INVERSEMENT DE LA CHARGE DE LA PREUVE EN CAS DE DOSSIER MEDICAL INCOMPLET

Le « dossier médical » est un document, écrit, recensant toutes les informations portant sur un patient, qu’elles proviennent d’un médecin libéral, depuis 1995, que des actes pratiqués dans des établissements de santé, depuis la réforme hospitalière de 1970.

L’Ordre National des Médecins avait déjà mis en garde les médecins sur la bonne tenue du dossier médical en milieu hospitalier et la loi prévoit à l’article R11112-2 du code de la santé publique le contenu de ce dossier. En ce qui concerne le milieu libéral, les médecins doivent tenir une “fiche d’observation” sur chacun de leurs patients, comme le dispose l’article 45 du Code de déontologie médicale correspondant à l’article R.4127-45 du code de la santé publique.

Protégé par le secret médical et contenant résultats d’examen, prescriptions médicales, résumé de consultations ou encore échanges entre professionnels, le « dossier médical » sert de preuve en cas de litige.

A ce sujet, la 1ère chambre civile de la Cour de cassation a rendu le 9 avril 2014 un arrêt déclarant condamnant la négligence des professionnels de santé dans la tenue du dossier médical. En l’espèce le médecin n’avait pas rempli le dossier médical d’un jeune patient durant les deux premiers jours après sa naissance alors que celui-ci présentait de sérieux traumatisme crânien et un creux au niveau de la paupière gauche. La mère du patient a assigné le gynécologue obstétricien en engageant sa responsabilité dans le retard de la prise en charge de l’enfant.
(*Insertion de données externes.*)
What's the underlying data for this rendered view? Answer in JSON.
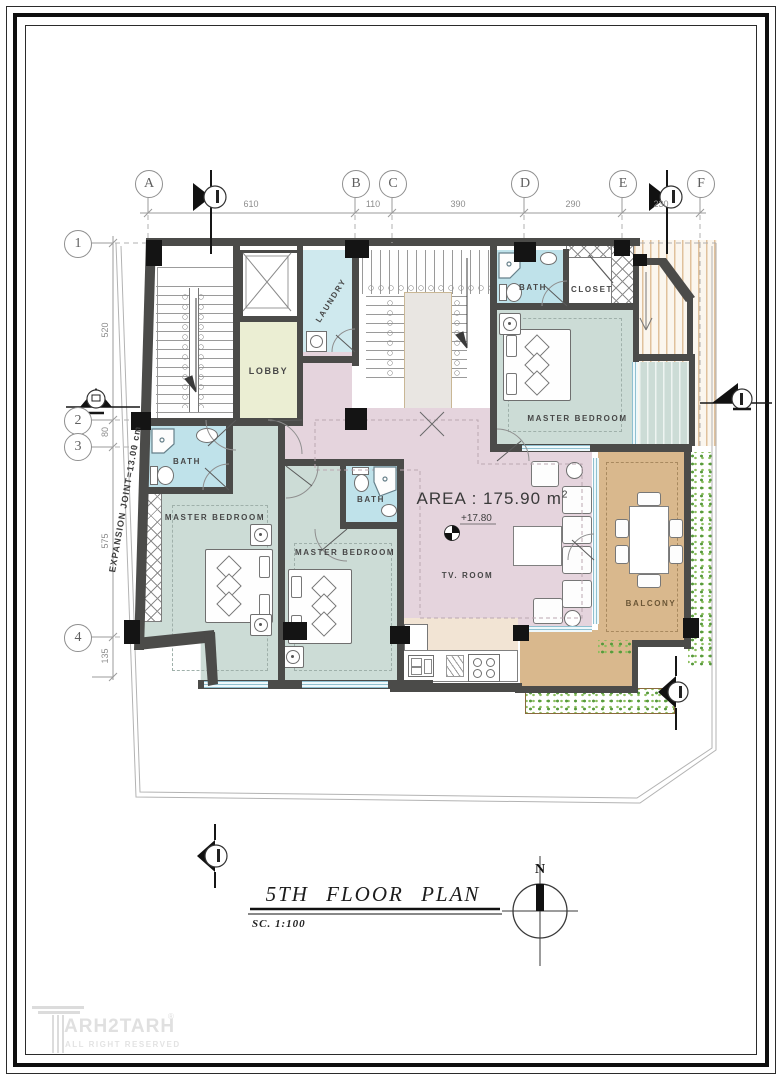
{
  "sheet": {
    "title": "5TH  FLOOR  PLAN",
    "scale": "SC.  1:100",
    "north": "N"
  },
  "brand": {
    "name": "ARH2TARH",
    "registered": "®",
    "tagline": "ALL RIGHT RESERVED"
  },
  "grid": {
    "cols": [
      {
        "label": "A"
      },
      {
        "label": "B"
      },
      {
        "label": "C"
      },
      {
        "label": "D"
      },
      {
        "label": "E"
      },
      {
        "label": "F"
      }
    ],
    "rows": [
      {
        "label": "1"
      },
      {
        "label": "2"
      },
      {
        "label": "3"
      },
      {
        "label": "4"
      }
    ],
    "top_dims": [
      "610",
      "110",
      "390",
      "290",
      "230"
    ],
    "left_dims": [
      "520",
      "80",
      "575",
      "135"
    ]
  },
  "annotations": {
    "area_label": "AREA : 175.90 m",
    "area_sup": "2",
    "level": "+17.80",
    "expansion_joint": "EXPANSION  JOINT=13.00  cm"
  },
  "rooms": [
    {
      "id": "lobby",
      "label": "LOBBY"
    },
    {
      "id": "laundry",
      "label": "LAUNDRY"
    },
    {
      "id": "bath-north",
      "label": "BATH"
    },
    {
      "id": "closet",
      "label": "CLOSET"
    },
    {
      "id": "master-bedroom-ne",
      "label": "MASTER  BEDROOM"
    },
    {
      "id": "bath-west",
      "label": "BATH"
    },
    {
      "id": "master-bedroom-sw",
      "label": "MASTER  BEDROOM"
    },
    {
      "id": "bath-mid",
      "label": "BATH"
    },
    {
      "id": "master-bedroom-s",
      "label": "MASTER  BEDROOM"
    },
    {
      "id": "tv-room",
      "label": "TV.  ROOM"
    },
    {
      "id": "balcony",
      "label": "BALCONY"
    }
  ],
  "colors": {
    "wall": "#4b4b49",
    "bath": "#bfe2ea",
    "bedroom": "#ccdcd6",
    "lobby": "#ebeed3",
    "tv_room": "#e5d4dd",
    "kitchen": "#f2e4d4",
    "balcony": "#d9b88d",
    "plants": "#579a3c"
  }
}
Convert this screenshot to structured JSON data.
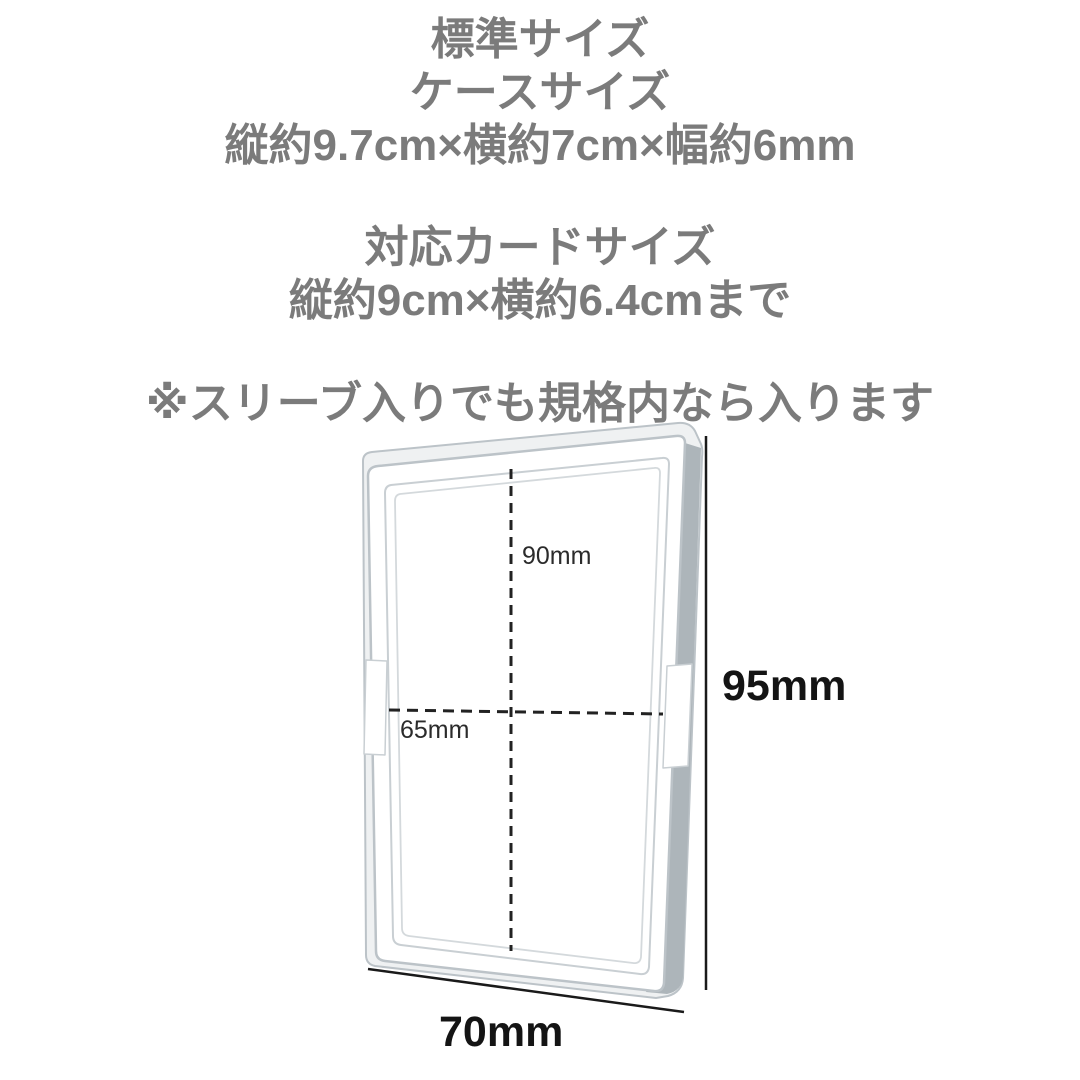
{
  "text": {
    "standard_size": "標準サイズ",
    "case_size_label": "ケースサイズ",
    "case_size_value": "縦約9.7cm×横約7cm×幅約6mm",
    "card_size_label": "対応カードサイズ",
    "card_size_value": "縦約9cm×横約6.4cmまで",
    "sleeve_note": "※スリーブ入りでも規格内なら入ります"
  },
  "diagram": {
    "card_height_label": "90mm",
    "card_width_label": "65mm",
    "case_height_label": "95mm",
    "case_width_label": "70mm"
  },
  "colors": {
    "background": "#ffffff",
    "heading_text_gray": "#7b7b7b",
    "dimension_text_dark": "#141414",
    "inner_dimension_text": "#2b2b2b",
    "case_outline": "#bcc3c8",
    "case_side_gray": "#adb5ba",
    "case_sliver_fill": "#eff1f2"
  }
}
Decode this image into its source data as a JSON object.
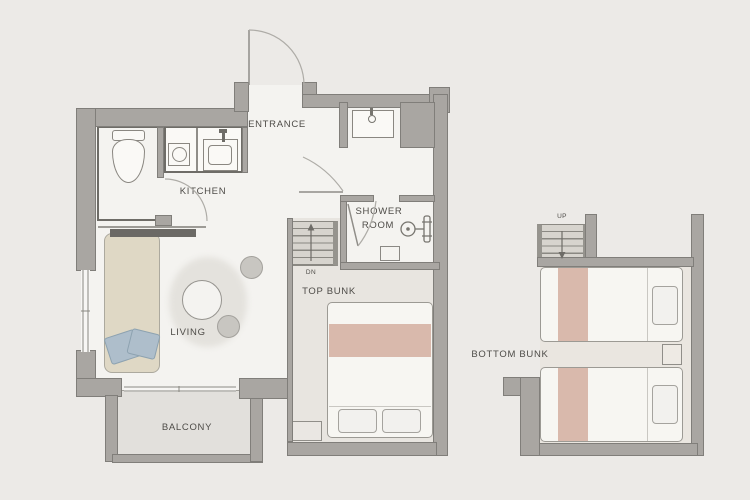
{
  "rooms": {
    "entrance": {
      "label": "ENTRANCE"
    },
    "kitchen": {
      "label": "KITCHEN"
    },
    "shower_room": {
      "label_line1": "SHOWER",
      "label_line2": "ROOM"
    },
    "living": {
      "label": "LIVING"
    },
    "balcony": {
      "label": "BALCONY"
    },
    "top_bunk": {
      "label": "TOP BUNK"
    },
    "bottom_bunk": {
      "label": "BOTTOM BUNK"
    }
  },
  "stairs": {
    "down_label": "DN",
    "up_label": "UP"
  },
  "colors": {
    "background": "#ECEAE7",
    "wallFill": "#A9A6A2",
    "wallEdge": "#807E7A",
    "floorMain": "#F4F3F0",
    "floorBunk": "#E8E5E0",
    "floorBalcony": "#E2E0DC",
    "floorRight": "#EAE6E0",
    "fixtureLine": "#6E6C67",
    "fixtureFill": "#FAF9F6",
    "bedFill": "#F7F6F2",
    "bedAccent": "#D9B9AC",
    "bedEdge": "#9C9A94",
    "sofaFill": "#DFD8C5",
    "sofaEdge": "#ACA99E",
    "cushionFill": "#AEBECB",
    "cushionEdge": "#8DA2B0",
    "rug": "#E4E2DD",
    "stool": "#C8C6C1",
    "stoolEdge": "#A3A19C",
    "stairFill": "#D7D4CE",
    "stairLine": "#8A8882",
    "text": "#4E4C48",
    "arcLine": "#AEACA7",
    "leafLine": "#8F8D88"
  }
}
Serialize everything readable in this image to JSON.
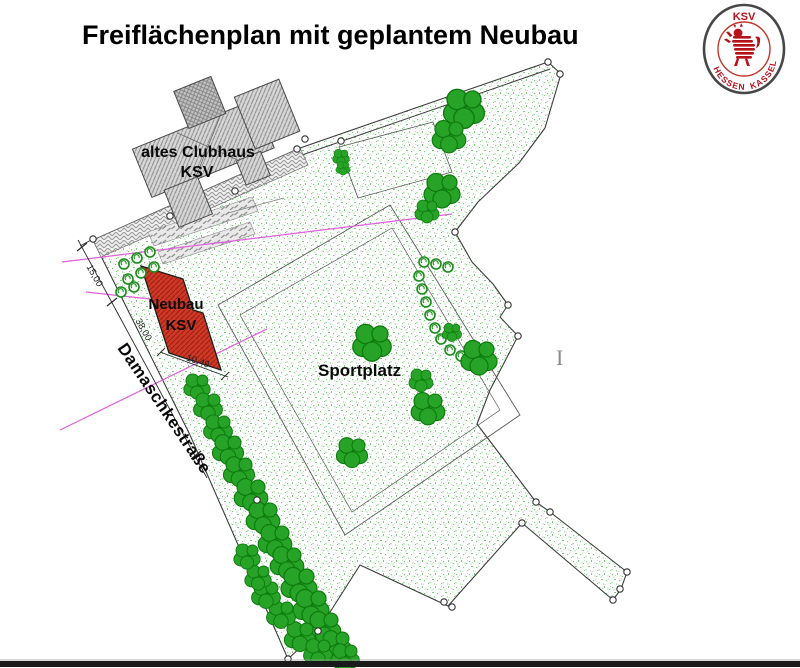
{
  "title": "Freiflächenplan mit geplantem Neubau",
  "logo": {
    "top": "KSV",
    "bottom_left": "HESSEN",
    "bottom_right": "KASSEL"
  },
  "plan": {
    "labels": {
      "old_clubhouse_line1": "altes Clubhaus",
      "old_clubhouse_line2": "KSV",
      "new_building_line1": "Neubau",
      "new_building_line2": "KSV",
      "sports_field": "Sportplatz",
      "street": "Damaschkestraße",
      "cursor_artifact": "I"
    },
    "dimensions": [
      {
        "label": "15,00"
      },
      {
        "label": "38,00"
      },
      {
        "label": "10,49"
      }
    ],
    "colors": {
      "building_red": "#cf3a28",
      "building_red_hatch": "#a32114",
      "tree_green": "#22a022",
      "stipple_green": "#3aa53a",
      "magenta": "#e25fdf",
      "hatch_gray": "#8f8f8f",
      "boundary_gray": "#3c3c3c",
      "logo_red": "#b5121b",
      "bottom_bar": "#1a1a1a"
    }
  }
}
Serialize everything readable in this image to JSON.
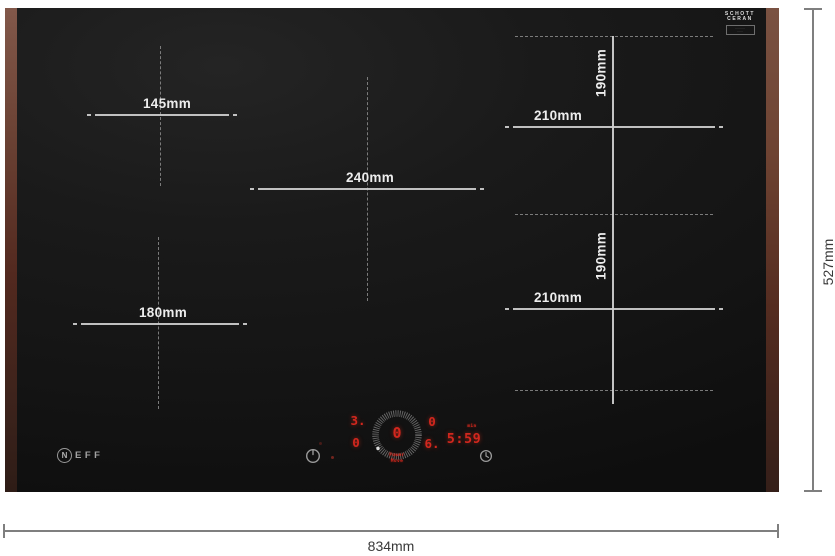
{
  "colors": {
    "background": "#ffffff",
    "glass": "#171717",
    "trim_copper": "#6b4236",
    "measure_line_on_glass": "#cfcfcf",
    "dashed_line": "#8d8d8d",
    "label_on_glass": "#ededed",
    "outer_dimension_line": "#7f7f7f",
    "outer_dimension_text": "#383838",
    "display_red": "#d2271e",
    "icon_gray": "#9a9a9a"
  },
  "brand": {
    "initial": "N",
    "rest": "EFF"
  },
  "glass_badge": {
    "line1": "SCHOTT",
    "line2": "CERAN",
    "micro_line1": "··········",
    "micro_line2": "······"
  },
  "zones": {
    "top_left": {
      "label": "145mm"
    },
    "bottom_left": {
      "label": "180mm"
    },
    "center": {
      "label": "240mm"
    },
    "right_top": {
      "width_label": "210mm",
      "height_label": "190mm"
    },
    "right_bottom": {
      "width_label": "210mm",
      "height_label": "190mm"
    }
  },
  "outer_dimensions": {
    "width_label": "834mm",
    "height_label": "527mm"
  },
  "control_panel": {
    "left_zone_display": {
      "top": "3.",
      "bottom": "0"
    },
    "right_zone_display": {
      "top": "0",
      "bottom": "6."
    },
    "dial_value": "0",
    "dial_caption_line1": "Power",
    "dial_caption_line2": "Move",
    "timer": {
      "value": "5:59",
      "unit": "min"
    }
  }
}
En février 2012, la Cour d’appel de Pau déboute sa demande, faute de preuve sur les manquements du médecin. La Cour de cassation est venue casser l’arrêt en ces termes: « 1) ALORS QUE faute pour le médecin d'avoir renseigné le dossier médical relatif aux deux premiers jours de vie de M. Stéphane X…, il incombait au médecin d'apporter la preuve qu'au cours de cette période n'était survenu aucun événement susceptible d'être à l'origine des préjudices subis par l'enfant ; qu'en énonçant, pour débouter Mme X…, de ses demandes, qu'elle ne rapportait pas la preuve d'une faute médicale formellement identifiée dans l'usage des forceps et dans les conditions de la naissance à l'origine de l'état neurologique de Stéphane, la cour d’ appel a inversé la charge de la preuve et violé les articles 1315 et 1147 du code civil »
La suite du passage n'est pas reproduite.